Far simpler and more practical is for the company to have in place a Corporate Power of Attorney.Under the Corporations Act, a company can appoint an attorney to act on its behalf when it is unable to do so. Generally, it would be recommended that the attorney be the same person/s that you have appointed as the executor/s under your Will. In the event of your demise, the executor could begin acting as the company’s attorney immediately without having to wait for a Grant of Probate (which could take several weeks/months).

Loans to Family Members

Financial assistance from parents to adult children attempting to break into the residential property market is now more prevalent than ever and can be either by way of outright gift or loan. There appears to be two (2) drivers for the loan arrangement:

  • The parents’ resources are not limitless and there is the very real expectation that the loan will be repaid
  • Parents are justifiably concerned that if the assistance is by way of gift, the moneys advanced will become part of the matrimonial pool should the Child marry and then separate. In other words, if the monies are not considered to be a loan, the funds will form part of the matrimonial pool and not deducted at the time of the property settlement.

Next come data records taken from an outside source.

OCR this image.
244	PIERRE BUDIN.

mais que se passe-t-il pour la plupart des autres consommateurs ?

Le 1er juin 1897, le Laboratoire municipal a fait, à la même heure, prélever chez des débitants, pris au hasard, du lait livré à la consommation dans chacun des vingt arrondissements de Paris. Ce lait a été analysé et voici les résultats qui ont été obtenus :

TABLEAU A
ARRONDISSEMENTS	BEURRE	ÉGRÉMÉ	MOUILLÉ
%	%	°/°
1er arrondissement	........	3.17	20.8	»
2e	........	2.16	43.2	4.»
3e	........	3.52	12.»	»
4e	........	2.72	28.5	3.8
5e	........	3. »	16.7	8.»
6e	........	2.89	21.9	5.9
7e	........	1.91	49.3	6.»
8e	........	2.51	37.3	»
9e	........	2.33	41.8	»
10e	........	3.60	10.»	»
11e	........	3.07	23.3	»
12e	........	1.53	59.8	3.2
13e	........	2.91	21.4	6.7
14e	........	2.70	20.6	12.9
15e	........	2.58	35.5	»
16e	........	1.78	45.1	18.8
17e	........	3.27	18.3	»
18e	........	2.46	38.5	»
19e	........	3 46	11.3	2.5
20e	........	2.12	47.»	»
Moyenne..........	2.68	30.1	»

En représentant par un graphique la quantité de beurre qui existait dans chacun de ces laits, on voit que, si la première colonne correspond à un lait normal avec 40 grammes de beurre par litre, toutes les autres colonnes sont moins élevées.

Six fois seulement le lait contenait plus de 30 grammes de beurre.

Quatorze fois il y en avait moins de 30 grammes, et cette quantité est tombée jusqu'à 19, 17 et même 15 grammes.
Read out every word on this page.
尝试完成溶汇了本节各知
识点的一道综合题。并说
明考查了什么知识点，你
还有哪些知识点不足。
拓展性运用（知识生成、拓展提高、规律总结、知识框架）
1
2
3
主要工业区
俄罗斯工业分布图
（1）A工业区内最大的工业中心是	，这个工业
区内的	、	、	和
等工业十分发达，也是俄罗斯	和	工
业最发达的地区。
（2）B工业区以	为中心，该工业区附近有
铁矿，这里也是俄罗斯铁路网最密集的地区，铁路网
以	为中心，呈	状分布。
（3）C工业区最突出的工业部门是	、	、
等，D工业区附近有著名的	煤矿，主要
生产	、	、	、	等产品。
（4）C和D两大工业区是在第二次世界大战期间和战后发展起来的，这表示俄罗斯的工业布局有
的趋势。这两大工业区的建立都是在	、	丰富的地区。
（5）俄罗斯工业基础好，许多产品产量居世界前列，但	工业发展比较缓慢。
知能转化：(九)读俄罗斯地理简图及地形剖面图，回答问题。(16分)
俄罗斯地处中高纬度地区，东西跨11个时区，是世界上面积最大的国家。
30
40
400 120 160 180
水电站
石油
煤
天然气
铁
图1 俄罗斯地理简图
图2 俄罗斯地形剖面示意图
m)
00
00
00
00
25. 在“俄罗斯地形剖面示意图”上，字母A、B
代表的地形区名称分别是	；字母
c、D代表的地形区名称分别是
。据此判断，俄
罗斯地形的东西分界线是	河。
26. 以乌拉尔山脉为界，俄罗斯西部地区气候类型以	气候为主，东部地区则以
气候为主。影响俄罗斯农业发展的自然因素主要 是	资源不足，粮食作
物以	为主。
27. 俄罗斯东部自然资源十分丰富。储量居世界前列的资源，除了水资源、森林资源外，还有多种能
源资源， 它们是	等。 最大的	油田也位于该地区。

It is crucial that the loan be properly documented and secured. In the absence of documentation, the Family Court will almost certainly regard the money as a gift and accept it as forming part of the matrimonial pool and not repayable to the parents.

You will need:

  • A properly drafted Deed of Loan with commercial terms that would include a date or triggering event for the repayment of the principal, the charging of interest at a rate reflective of the transaction and provisioning for acceptable security;
  • An unregistered mortgage that references the Deed of Loan; and
  • The lodgement of a caveat on the title to the property to ensure the repayment of the loan should there be an attempt to sell the property without notice.

Although it may seem trite, the above documentation should be in place before any money is advanced.

Security over Non-Real Estate Assets

If you are proposing to lend money to a business or company with no real estate assets, you may need to take security over the plant, equipment or other items of personal property. In New South Wales, the Personal Property Securities Act 2009 (‘PPSA”) sets out uniform rules dealing with the taking of security over personal property, as distinct from real property. Specifically, the PPSA has created new classes of security documentation – specific security agreements (over a particular asset or assets) and general security agreements (where the agreement covers all the assets and undertakings of the business or company – previously referred as a fixed and floating charge when given over a company).

Both classes of document must be registered with the Personal Property Security Register (the PPSR) which is essentially an online national noticeboard that displays and preserves the priority status of the security interest in the collateral against others.

Failing to register (or perfect) the security interest in time could result in loss of priority against other secured parties or loss of ownership of the collateral upon liquidation.